Il cinema spagnolo conferma anche su Netflix la sua vitalità. Al contrario che in Italia il genere thriller è una strada largamente battuta dai cineasti spagnoli, che si cimentano spesso con trame articolate, sceneggiature intriganti e ben scritte, le quali puntano sulla tensione psicologica che anima i loro protagonisti.
E’ il caso di due pellicole “sbarcate” su Netflix, “L‘avvertimento” (2018) e “7 Anos” (2016), che vi consigliamo: due film, che, sebbene trattino temi diversi tra loro, hanno in comune interessanti livelli di suspance, in grado di catture presto l’attenzione dello spettatore, che rimane colpito dalle idee che ne costituiscono il punto di partenza. Non stiamo parlando di grandi produzioni, ma di film indipendenti, convincenti perché ben pensati e, soprattutto, creativi, i cui autori sono in cerca di soggetti cinematografici originali e di modalità atipiche nel racconto.
L’Avvertimento, di Daniel Calparsoro, è un bel thriller, narrato su due linee temporali, che presto si scopriranno sovrapposte. La trama: Jon, (Raul Arèvalo, interessante attore spagnolo, già visto nel noir La isla Minima), di ritorno a casa con l’amico David viene coinvolto in una sparatoria all’interno di una stazione di servizio. David viene tragicamente colpito e finisce in coma. Jon, matematico geniale, con forme di schizofrenia, spinto dal senso di colpa per lo stato dell’amico, comincia ad indagare sull’incidente e scopre inquietanti precedenti di sparatorie e morti avvenute in epoche differenti, sempre all’interno della stessa stazione di servizio, con modalità che sembrano comporre una vera e propria sequenza matematica, destinata a ripetersi.

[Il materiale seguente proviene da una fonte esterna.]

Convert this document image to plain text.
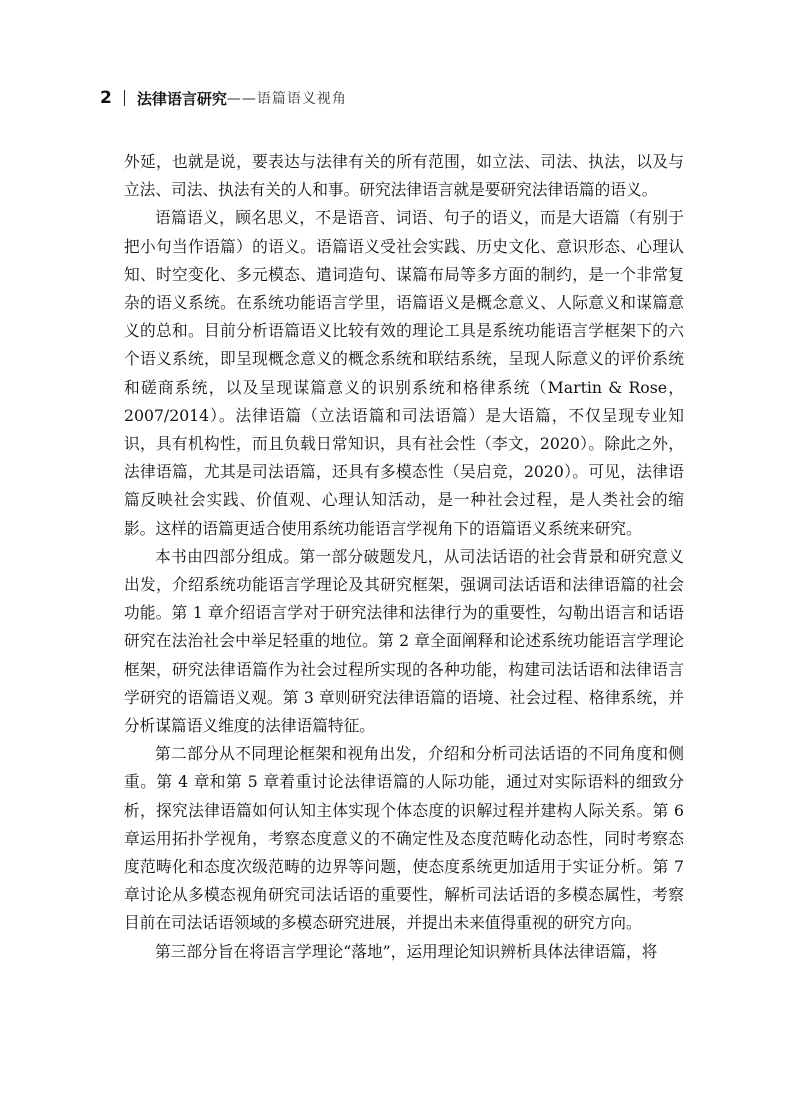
2 法律语言研究 ——语篇语义视角

外延，也就是说，要表达与法律有关的所有范围，如立法、司法、执法，以及与立法、司法、执法有关的人和事。研究法律语言就是要研究法律语篇的语义。

语篇语义，顾名思义，不是语音、词语、句子的语义，而是大语篇（有别于把小句当作语篇）的语义。语篇语义受社会实践、历史文化、意识形态、心理认知、时空变化、多元模态、遣词造句、谋篇布局等多方面的制约，是一个非常复杂的语义系统。在系统功能语言学里，语篇语义是概念意义、人际意义和谋篇意义的总和。目前分析语篇语义比较有效的理论工具是系统功能语言学框架下的六个语义系统，即呈现概念意义的概念系统和联结系统，呈现人际意义的评价系统和磋商系统，以及呈现谋篇意义的识别系统和格律系统（Martin & Rose，2007/2014）。法律语篇（立法语篇和司法语篇）是大语篇，不仅呈现专业知识，具有机构性，而且负载日常知识，具有社会性（李文，2020）。除此之外，法律语篇，尤其是司法语篇，还具有多模态性（吴启竞，2020）。可见，法律语篇反映社会实践、价值观、心理认知活动，是一种社会过程，是人类社会的缩影。这样的语篇更适合使用系统功能语言学视角下的语篇语义系统来研究。

本书由四部分组成。第一部分破题发凡，从司法话语的社会背景和研究意义出发，介绍系统功能语言学理论及其研究框架，强调司法话语和法律语篇的社会功能。第 1 章介绍语言学对于研究法律和法律行为的重要性，勾勒出语言和话语研究在法治社会中举足轻重的地位。第 2 章全面阐释和论述系统功能语言学理论框架，研究法律语篇作为社会过程所实现的各种功能，构建司法话语和法律语言学研究的语篇语义观。第 3 章则研究法律语篇的语境、社会过程、格律系统，并分析谋篇语义维度的法律语篇特征。

第二部分从不同理论框架和视角出发，介绍和分析司法话语的不同角度和侧重。第 4 章和第 5 章着重讨论法律语篇的人际功能，通过对实际语料的细致分析，探究法律语篇如何认知主体实现个体态度的识解过程并建构人际关系。第 6 章运用拓扑学视角，考察态度意义的不确定性及态度范畴化动态性，同时考察态度范畴化和态度次级范畴的边界等问题，使态度系统更加适用于实证分析。第 7 章讨论从多模态视角研究司法话语的重要性，解析司法话语的多模态属性，考察目前在司法话语领域的多模态研究进展，并提出未来值得重视的研究方向。

第三部分旨在将语言学理论“落地”，运用理论知识辨析具体法律语篇，将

Nel frattempo, in un’altra epoca, un bambino, entrato nella stessa stazione di servizio, trova dentro una rivista un biglietto che lo avverte di non tornare in quel luogo il giorno del suo decimo compleanno, ormai prossimo, perché altrimenti morirà…
Film dalla fotografia prevalentemente lucida e pochi chiaroscuri, L’avvertimento riesce presto, con la propria sceneggiatura e i giusti raccordi tra passato e presente a coinvolgere lo spettatore nel mistero che si cela dietro la serie di assassinii e morti verificatesi dentro la “maledetta” stazione di servizio.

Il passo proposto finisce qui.